2. The first calculation unit calculates the similarity between keywords for all combinations of keywords using each of the keywords included in all of the products, The information processing system according to claim 1, wherein for each of the aforementioned products, the similarity calculated for the keywords related to the product among the similarity between the keywords is calculated as the first keyword feature quantity of the said product.
3. The information processing system according to claim 1, wherein the keyword includes, for each product, at least one of the following: the product name, the name of the company that manufactures the product, a string of characters included in the description attached to the product, and a symbol attached to the product.
4. The aforementioned images are each of a plurality of images capturing multiple different surfaces of the product. The information processing system according to claim 1, wherein the second calculation unit extracts a string from each of the images.
5. The information processing system according to claim 1, wherein the first calculation unit sets the keyword from a string extracted from each of a plurality of images of the product taken in advance, and calculates the first keyword feature quantity.
6. The specified part is, When the similarity satisfies the threshold condition, the product name of the product whose similarity exceeds the threshold is output as the product name of the target product to identify the target product. The information processing system according to claim 1, which outputs a flag for an unregistered product if the similarity does not satisfy the threshold condition.

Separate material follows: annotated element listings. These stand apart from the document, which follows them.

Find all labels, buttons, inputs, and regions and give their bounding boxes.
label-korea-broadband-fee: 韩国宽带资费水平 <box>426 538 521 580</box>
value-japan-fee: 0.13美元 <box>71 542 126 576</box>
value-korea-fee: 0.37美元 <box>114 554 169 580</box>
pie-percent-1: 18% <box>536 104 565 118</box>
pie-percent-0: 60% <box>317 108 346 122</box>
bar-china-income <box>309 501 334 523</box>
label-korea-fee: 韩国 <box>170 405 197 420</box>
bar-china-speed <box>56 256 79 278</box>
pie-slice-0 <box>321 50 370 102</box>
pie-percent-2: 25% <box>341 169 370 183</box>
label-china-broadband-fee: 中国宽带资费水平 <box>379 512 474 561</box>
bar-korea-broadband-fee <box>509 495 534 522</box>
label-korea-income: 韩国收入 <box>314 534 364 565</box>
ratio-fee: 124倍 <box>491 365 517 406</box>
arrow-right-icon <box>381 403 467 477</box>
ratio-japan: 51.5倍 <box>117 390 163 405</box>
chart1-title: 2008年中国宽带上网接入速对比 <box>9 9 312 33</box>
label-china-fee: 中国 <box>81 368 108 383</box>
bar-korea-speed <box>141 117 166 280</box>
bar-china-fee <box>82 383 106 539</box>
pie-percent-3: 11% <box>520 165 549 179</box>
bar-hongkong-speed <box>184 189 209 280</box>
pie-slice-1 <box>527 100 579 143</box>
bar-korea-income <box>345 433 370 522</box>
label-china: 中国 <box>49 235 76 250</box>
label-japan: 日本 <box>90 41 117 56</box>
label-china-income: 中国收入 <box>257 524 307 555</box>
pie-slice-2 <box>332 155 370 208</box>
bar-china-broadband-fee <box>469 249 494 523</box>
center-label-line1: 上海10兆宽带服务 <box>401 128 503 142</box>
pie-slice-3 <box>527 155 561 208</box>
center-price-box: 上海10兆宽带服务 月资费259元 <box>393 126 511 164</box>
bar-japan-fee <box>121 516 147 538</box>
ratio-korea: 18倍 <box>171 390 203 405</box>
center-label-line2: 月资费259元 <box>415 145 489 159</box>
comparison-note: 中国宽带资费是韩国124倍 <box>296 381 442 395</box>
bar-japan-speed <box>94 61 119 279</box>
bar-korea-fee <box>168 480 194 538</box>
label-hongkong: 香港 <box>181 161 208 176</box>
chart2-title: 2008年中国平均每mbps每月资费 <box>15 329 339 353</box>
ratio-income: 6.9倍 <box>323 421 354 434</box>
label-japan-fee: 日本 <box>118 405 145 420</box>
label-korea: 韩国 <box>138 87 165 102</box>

7. Based on the product names of multiple products and pre-defined keywords associated with each of the said products, the first keyword-specific feature quantity, which is a feature quantity for each product, is calculated. Based on the string extracted by character recognition from the image of the target product and the aforementioned keyword, a second keyword feature quantity, which is a feature quantity of the image of the target product, is calculated. The similarity between the first keyword feature and the second keyword feature for each product is calculated, and the target product is identified from the products whose similarity satisfies a predetermined threshold condition. An information processing method in which a computer performs the processing.

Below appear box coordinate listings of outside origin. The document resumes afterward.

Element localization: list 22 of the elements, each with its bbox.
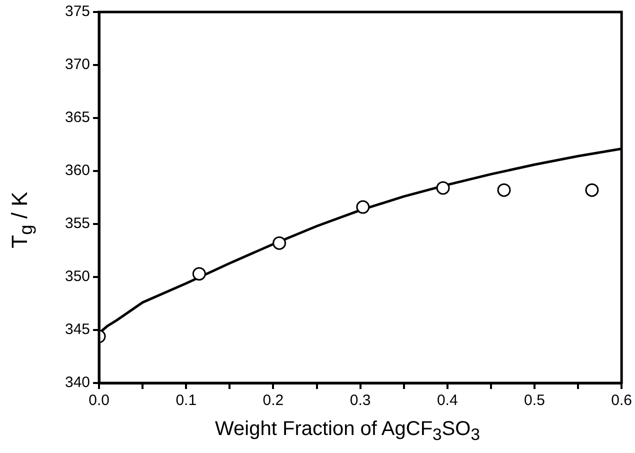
y-tick-label: 365: [64, 109, 90, 126]
point: [497, 183, 511, 197]
x-tick-label: 0.2: [262, 392, 284, 410]
y-tick-label: 360: [64, 162, 90, 180]
y-tick-label: 375: [64, 3, 90, 20]
point: [272, 236, 286, 250]
x-tick-label: 0.0: [88, 392, 110, 410]
y-tick-label: 355: [64, 215, 90, 232]
y-tick-label: 370: [64, 56, 90, 74]
point: [436, 181, 450, 195]
y-tick-label: 340: [64, 374, 90, 392]
x-axis-title: Weight Fraction of AgCF$_{3}$SO$_{3}$: [214, 418, 481, 445]
x-tick-label: 0.5: [524, 392, 545, 410]
point: [585, 183, 599, 197]
x-tick-label: 0.3: [350, 392, 371, 410]
y-tick-label: 345: [64, 321, 90, 338]
y-tick-label: 350: [64, 268, 90, 286]
point: [192, 267, 206, 281]
point: [356, 200, 370, 214]
x-tick-label: 0.6: [611, 392, 632, 410]
x-tick-label: 0.4: [436, 392, 458, 410]
x-tick-label: 0.1: [176, 392, 197, 410]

8. Based on the product names of multiple products and pre-defined keywords associated with each of the said products, the first keyword-specific feature quantity, which is a feature quantity for each product, is calculated. Based on the string extracted by character recognition from the image of the target product and the aforementioned keyword, a second keyword feature quantity, which is a feature quantity of the image of the target product, is calculated. The similarity between the first keyword feature and the second keyword feature for each product is calculated, and the target product is identified from the products whose similarity satisfies a predetermined threshold condition. An information processing program that instructs a computer to perform a task.